C-561/13 Hoštická ea

Contentverzamelaar

C-561/13 Hoštická ea

Prejudiciële hofzaak
 

Zie bijlage rechts voor de verwijzingsuitspraak
Klik hier voor het volledige dossier van het Hof van Justitie

Termijnen: Motivering departement:   24 december 2013
(Concept-) schriftelijke opmerkingen:   10 januari 2014
Schriftelijke opmerkingen:                   10 februari 2014
Trefwoorden: landbouw (GMO - gemeenschappelijke marktordening)

Onderwerp
- VWEU artikel 40 (gemeenschappelijke marktordeningen)
- Verordening (EG) nr. 1782/2003 van de Raad van 29 september 2003 tot vaststelling van gemeenschappelijke voorschriften voor regelingen inzake rechtstreekse steunverlening in het kader van het gemeenschappelijk landbouwbeleid en tot vaststelling van bepaalde steunregelingen voor landbouwers en houdende wijziging van de verordeningen (EEG) nr. 2019/93/EEG (enz)
- Verordening (EG) nr. 73/2009 van de Raad van 19 januari 2009 tot vaststelling van gemeenschappelijke voorschriften voor regelingen inzake rechtstreekse steunverlening aan landbouwers in het kader van het gemeenschappelijk landbouwbeleid en tot vaststelling van bepaalde steunregelingen voor landbouwers, tot wijziging van verordeningen (EG) nr. 1290/2005/EG (enz)

Verzoekers zijn suikerbietentelers. De opbrengst verkopen ze aan een suikerproducent. Zij krijgen ‘afzonderlijke suikerbetaling’ op grond van nationale regelgeving waarin ook voorwaarden zijn neergelegd voor de toekenning daarvan. Verzoekers zijn een procedure gestart tegen MinLNV (verweerder) om schadevergoeding te eisen omdat zij van mening zijn dat verweerder zijn Unierechtelijke verplichtingen niet is nagekomen door Vo. 73/2009 niet correct in nationaal recht om te zetten. Partijen zijn het erover eens dat verweerder gehouden is aan verzoekers de afzonderlijke suikerbetaling toe te kennen, maar er is een geschil over de hoogte van het betrokken bedrag en de wijze waarop de schadevergoeding door verzoekers wordt berekend. Verzoekers zijn van mening dat hun berekening in overeenstemming is met het Unierecht. Verweerder betwist echter dat de afzonderlijke suikerbetaling een betaling is ter ondersteuning van de productie (‘gekoppelde’ betaling); het zou juist gaan om een niet-productiegebonden betaling (een ‘ontkoppelde’ betaling) zoals zou blijken uit bijlage I bij Vo. 73/2009. Verzoekers delen die conclusie niet.

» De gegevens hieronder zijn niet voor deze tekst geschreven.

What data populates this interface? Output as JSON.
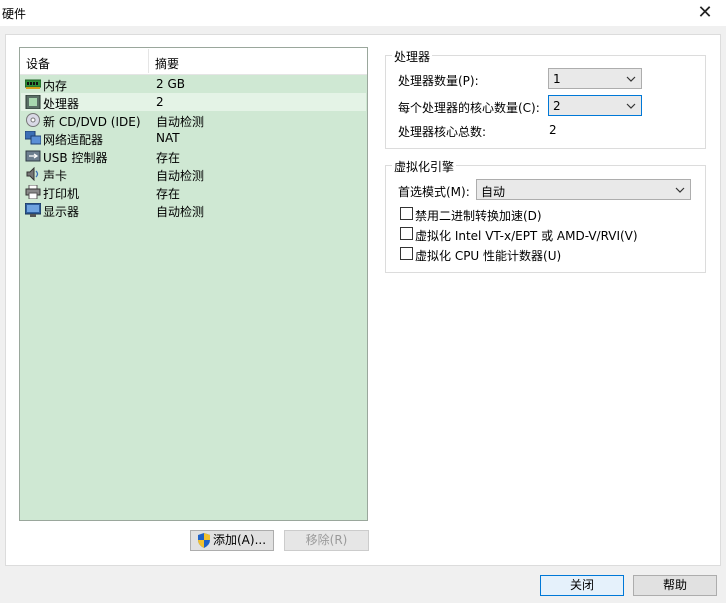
{
  "window": {
    "title": "硬件"
  },
  "device_list": {
    "headers": {
      "device": "设备",
      "summary": "摘要"
    },
    "rows": [
      {
        "name": "内存",
        "summary": "2 GB",
        "icon": "memory-icon"
      },
      {
        "name": "处理器",
        "summary": "2",
        "icon": "processor-icon",
        "selected": true
      },
      {
        "name": "新 CD/DVD (IDE)",
        "summary": "自动检测",
        "icon": "cd-dvd-icon"
      },
      {
        "name": "网络适配器",
        "summary": "NAT",
        "icon": "network-adapter-icon"
      },
      {
        "name": "USB 控制器",
        "summary": "存在",
        "icon": "usb-icon"
      },
      {
        "name": "声卡",
        "summary": "自动检测",
        "icon": "sound-card-icon"
      },
      {
        "name": "打印机",
        "summary": "存在",
        "icon": "printer-icon"
      },
      {
        "name": "显示器",
        "summary": "自动检测",
        "icon": "display-icon"
      }
    ]
  },
  "buttons": {
    "add": "添加(A)...",
    "remove": "移除(R)",
    "close": "关闭",
    "help": "帮助"
  },
  "processor": {
    "group_title": "处理器",
    "count_label": "处理器数量(P):",
    "count_value": "1",
    "cores_label": "每个处理器的核心数量(C):",
    "cores_value": "2",
    "total_label": "处理器核心总数:",
    "total_value": "2"
  },
  "virtualization": {
    "group_title": "虚拟化引擎",
    "mode_label": "首选模式(M):",
    "mode_value": "自动",
    "options": [
      {
        "label": "禁用二进制转换加速(D)",
        "checked": false
      },
      {
        "label": "虚拟化 Intel VT-x/EPT 或 AMD-V/RVI(V)",
        "checked": false
      },
      {
        "label": "虚拟化 CPU 性能计数器(U)",
        "checked": false
      }
    ]
  },
  "colors": {
    "list_bg": "#cfe8d3",
    "selected_row": "#e4f3e6",
    "primary_border": "#0078d7"
  }
}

De verwijzende TSJ rechter constateert dat het vraagstuk op welke wijze artikel 126 van Vo. 73/2009 wordt uitgelegd niet kan worden opgelost aan de hand van bestaande Unierechtspraak. Hij  legt het HvJEU de volgende vragen voor:
1. Moet artikel 126 van verordening (EG) nr. 73/2009 van de Raad aldus worden uitgelegd dat de afzonderlijke suikerbetaling een ontkoppelde betaling is?
2. Moet artikel 126, lid 1, van verordening nr. 73/2009 van de Raad aldus worden uitgelegd dat „de in 2006 en 2007 door de betrokken lidstaten vastgestelde criteria” ook de representatieve periode omvatten die de lidstaten toen hebben gekozen op basis van artikel 143 ter bis, lid 1, van verordening (EG) nr. 1782/2003 van de Raad, zoals gewijzigd bij verordening (EG) nr. 319/2006 van de Raad?